The ideas of the “Three Theses,” especially for Germany, are false through and through. In appealing to the moth-eaten and now reactionary tradition of 1813, etc., they are playing the traditional role of the German petty bourgeois intellectuals. whom Marx so scathingly castigated. If these ideas played any role at all, they could only be the basis for a new petty bourgeois reaction. Having been utterly discredited in its Nazi guise, the Nationalist reaction is quite likely to hark back to these old traditions. The Stalino-Social Democracy, acting as agents of the conquerors, will discredit themselves in the eyes of the masses. If the Trotskyists do not put forward a clear internationalist revolutionary alternative, the way will be cleared for the petty bourgeoisie to rally round such a platform and become a helpless tool once again in the hands of the bourgeoisie. How “imminent” or not the proletarian revolution in Germany may be, it is the goal to which all the “democratic” and economic demands from the transitional bridge and not the bridge to the “democratic” revolution. In Germany, as in Europe, there can be no “democratic” revolution separate and apart from the proletarian revolution.

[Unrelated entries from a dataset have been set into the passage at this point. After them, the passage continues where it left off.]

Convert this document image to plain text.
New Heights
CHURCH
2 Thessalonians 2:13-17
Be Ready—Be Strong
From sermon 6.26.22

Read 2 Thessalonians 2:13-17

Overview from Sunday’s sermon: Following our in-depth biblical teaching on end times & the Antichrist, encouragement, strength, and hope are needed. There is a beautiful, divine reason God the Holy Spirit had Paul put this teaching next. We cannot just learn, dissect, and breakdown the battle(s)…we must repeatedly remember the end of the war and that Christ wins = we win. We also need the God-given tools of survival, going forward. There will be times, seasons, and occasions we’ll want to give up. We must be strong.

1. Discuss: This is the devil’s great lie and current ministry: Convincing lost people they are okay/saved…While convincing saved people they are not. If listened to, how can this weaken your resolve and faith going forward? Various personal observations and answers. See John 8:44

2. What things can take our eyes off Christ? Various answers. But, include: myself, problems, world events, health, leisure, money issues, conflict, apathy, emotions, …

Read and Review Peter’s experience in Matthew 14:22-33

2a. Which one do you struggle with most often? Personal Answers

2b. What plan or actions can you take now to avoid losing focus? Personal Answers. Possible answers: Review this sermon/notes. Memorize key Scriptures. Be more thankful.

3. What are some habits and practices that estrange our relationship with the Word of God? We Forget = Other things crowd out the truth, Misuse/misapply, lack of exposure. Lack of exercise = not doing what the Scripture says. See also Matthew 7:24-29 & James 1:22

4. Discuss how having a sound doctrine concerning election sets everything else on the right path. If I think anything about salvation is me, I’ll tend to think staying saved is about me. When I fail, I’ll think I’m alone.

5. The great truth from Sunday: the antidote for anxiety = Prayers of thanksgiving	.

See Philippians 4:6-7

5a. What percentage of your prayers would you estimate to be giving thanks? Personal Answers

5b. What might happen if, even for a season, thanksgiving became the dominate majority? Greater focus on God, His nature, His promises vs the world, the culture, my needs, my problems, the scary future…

In Europe today, we stand, not on the threshold of the struggle for “democracy” and “great national wars of liberation” but on the struggle for the proletarian revolution and revolutionary wars against all attempts at capitalist intervention.

To end this article, we can do no better than quote extensively from Trotsky on the problems of the revolution against Fascism in Italy. Foreseeing, in advance, the reactionary arguments of the type of those of the IKD, though he could not have expected that such would emanate from within the ranks of the Fourth International, Trotsky wrote:

(...) what social character will the anti-fascist revolution acquire?

You deny the possibility of a bourgeois revolution in Italy. You are perfectly right. History cannot turn backward a big number of pages, each of which is equivalent to half a decade. The Central Committee of the Italian Communist Party already tried once to duck the question by proclaiming that the revolution would be neither bourgeois nor proletarian but popular, (i.e. “democratic,” E.G.). It is a simple repetition of what the Russian Populists said at the beginning of this century when they were asked what character the revolution against Czarism would acquire. And it is still the same answer that the Communist International gives today about China and India. It is quite simply a so-called revolutionary variant of the social democratic theory of Otto Bauer and others, according to which the state can raise itself above the classes, that is, be neither bourgeois nor proletarian. This theory is as pernicious for the proletariat as for the revolution. In China it transformed the proletariat into cannon fodder for the bourgeois counter-revolution.

Every great revolution proves to be “popular” in the sense that it draws into its tracks the entire people. Both the Great French Revolution and the October Revolution were absolutely popular. Nevertheless, the first was bourgeois because it instituted individual property, whereas the second was proletarian because it abolished this same individual property. Only a few petty bourgeois revolutionists, hopelessly backward, can still dream of a revolution that would be neither bourgeois nor proletarian, but “popular” (that is, petty bourgeois)....

However, while holding to this or that democratic slogan, we must take good care to fight relentlessly against all forms of democratic charlatanism. The “democratic Republic of the workers,” watchword of the Italian Social Democracy, is a sample of this low-grade charlatanism. A republic of the workers can only be a proletarian class state. The democratic republic is only a masked form of the bourgeois slate.

It is precisely the type of “democratic charlatanism” propagated by the supporters of the “Three Theses” that Trotsky warned the cadres of the Fourth International against. Continuation on the road mapped out by the comrades of the IKD must, in the long run, lead to a break with the Fourth International, with the program of the proletarian revolution.